Reputation: 183
I have a quick question, I have the below df
df
File_Path
0 /data/application/AANX/aanx-dataeng-slas-sysyphus/scripts/s_shell/call_iws/call_PP_NEXT_RTBA_MAU_IND_INVE_D.sh
1 /data/application/AANX/aanx-dataeng-slas-sysyphus/scripts/s_shell/call_iws/call_PP_NEXT_RTBA_MAU_IND_EMPF_D.sh
2 /data/app_next_best_action/call_nba_as11.sh
3 /data/application/AAIN/aain-srv-motor-extracao-next/iws/call_run_extract_default.sh cdlc_ing
4 sh /data/processos/current/aplicacao/AAVR/ACN10/scr/exec_fim_grupo.sh ACN10_ARQ_1
and I want to get the 4th item of the tree structure in the File_Path column.

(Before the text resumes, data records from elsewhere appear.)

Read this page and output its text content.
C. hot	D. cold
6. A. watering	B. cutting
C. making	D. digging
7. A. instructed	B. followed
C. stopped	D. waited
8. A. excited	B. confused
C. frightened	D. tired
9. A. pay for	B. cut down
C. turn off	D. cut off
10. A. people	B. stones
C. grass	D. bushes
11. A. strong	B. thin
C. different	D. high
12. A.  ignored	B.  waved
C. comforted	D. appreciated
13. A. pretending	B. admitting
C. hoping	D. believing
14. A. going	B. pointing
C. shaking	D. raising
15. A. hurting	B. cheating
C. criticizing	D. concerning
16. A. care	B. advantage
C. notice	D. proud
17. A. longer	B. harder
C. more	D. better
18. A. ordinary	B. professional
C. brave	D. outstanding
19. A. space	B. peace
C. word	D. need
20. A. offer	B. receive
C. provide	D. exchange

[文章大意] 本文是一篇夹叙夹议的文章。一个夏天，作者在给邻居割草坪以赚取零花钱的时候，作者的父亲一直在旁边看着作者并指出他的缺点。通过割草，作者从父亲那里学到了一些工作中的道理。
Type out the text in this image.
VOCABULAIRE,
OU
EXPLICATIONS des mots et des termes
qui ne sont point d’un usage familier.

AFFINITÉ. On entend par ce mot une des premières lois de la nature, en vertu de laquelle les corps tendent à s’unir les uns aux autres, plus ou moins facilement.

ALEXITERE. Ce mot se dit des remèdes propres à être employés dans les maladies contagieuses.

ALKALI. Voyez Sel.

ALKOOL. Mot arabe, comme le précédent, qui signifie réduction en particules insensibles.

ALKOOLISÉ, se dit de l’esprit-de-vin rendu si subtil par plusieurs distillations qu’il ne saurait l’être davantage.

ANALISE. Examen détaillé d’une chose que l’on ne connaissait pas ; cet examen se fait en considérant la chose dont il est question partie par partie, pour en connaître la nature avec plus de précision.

the output should looks like this:
df
File_Path Parent_path
0 /data/application/AANX/aanx-dataeng-slas-sysyphus/scripts/s_shell/call_iws/call_PP_NEXT_RTBA_MAU_IND_INVE_D.sh /data/application/AANX/aanx-dataeng-slas-sysyphus/
1 /data/application/AANX/aanx-dataeng-slas-sysyphus/scripts/s_shell/call_iws/call_PP_NEXT_RTBA_MAU_IND_EMPF_D.sh /data/application/AANX/aanx-dataeng-slas-sysyphus/
2 /data/app_next_best_action/call_nba_as11.sh /data/app_next_best_action/call_nba_as11.sh
3 /data/application/AAIN/aain-srv-motor-extracao-next/iws/call_run_extract_default.sh /data/application/AAIN/aain-srv-motor-extracao-next/
4 sh /data/processos/current/aplicacao/AAVR/ACN10/scr/exec_fim_grupo.sh ACN10_ARQ_1 /data/processos/current/aplicacao/
In index = 2, there is no 4th item, so it gets the last, which is a file call_nba_as11.sh
Also in index=4 there is a "sh " in the begining of the file_path value, I need to escape that
could guys help me?
Upvotes: 1
Views: 82
Reputation: 260335
You can use a regex with str.extract
:
df['Parent_path'] = df['File_Path'].str.extract(r'^((?:/[^/]+){,4}/?)')
output:
File_Path Parent_path
0 /data/application/AANX/aanx-dataeng-slas-sysyphus/scripts/s_shell/call_iws/call_PP_NEXT_RTBA_MAU_IND_INVE_D.sh /data/application/AANX/aanx-dataeng-slas-sysyphus/
1 /data/application/AANX/aanx-dataeng-slas-sysyphus/scripts/s_shell/call_iws/call_PP_NEXT_RTBA_MAU_IND_EMPF_D.sh /data/application/AANX/aanx-dataeng-slas-sysyphus/
2 /data/app_next_best_action/call_nba_as11.sh /data/app_next_best_action/call_nba_as11.sh
3 /data/application/AAIN/aain-srv-motor-extracao-next/iws/call_run_extract_default.sh cdlc_ing /data/application/AAIN/aain-srv-motor-extracao-next/
Alternative:
df['Parent_path'] = df['File_Path'].str.extract(r'^[^/]*((?:/[^/]+){,4}/?)')
Output:
File_Path Parent_path
0 /data/application/AANX/aanx-dataeng-slas-sysyphus/scripts/s_shell/call_iws/call_PP_NEXT_RTBA_MAU_IND_INVE_D.sh /data/application/AANX/aanx-dataeng-slas-sysyphus/
1 /data/application/AANX/aanx-dataeng-slas-sysyphus/scripts/s_shell/call_iws/call_PP_NEXT_RTBA_MAU_IND_EMPF_D.sh /data/application/AANX/aanx-dataeng-slas-sysyphus/
2 /data/app_next_best_action/call_nba_as11.sh /data/app_next_best_action/call_nba_as11.sh
3 /data/application/AAIN/aain-srv-motor-extracao-next/iws/call_run_extract_default.sh cdlc_ing /data/application/AAIN/aain-srv-motor-extracao-next/
4 sh /data/processos/current/aplicacao/AAVR/ACN10/scr/exec_fim_grupo.sh ACN10_ARQ_1 /data/processos/current/aplicacao/
Upvotes: 3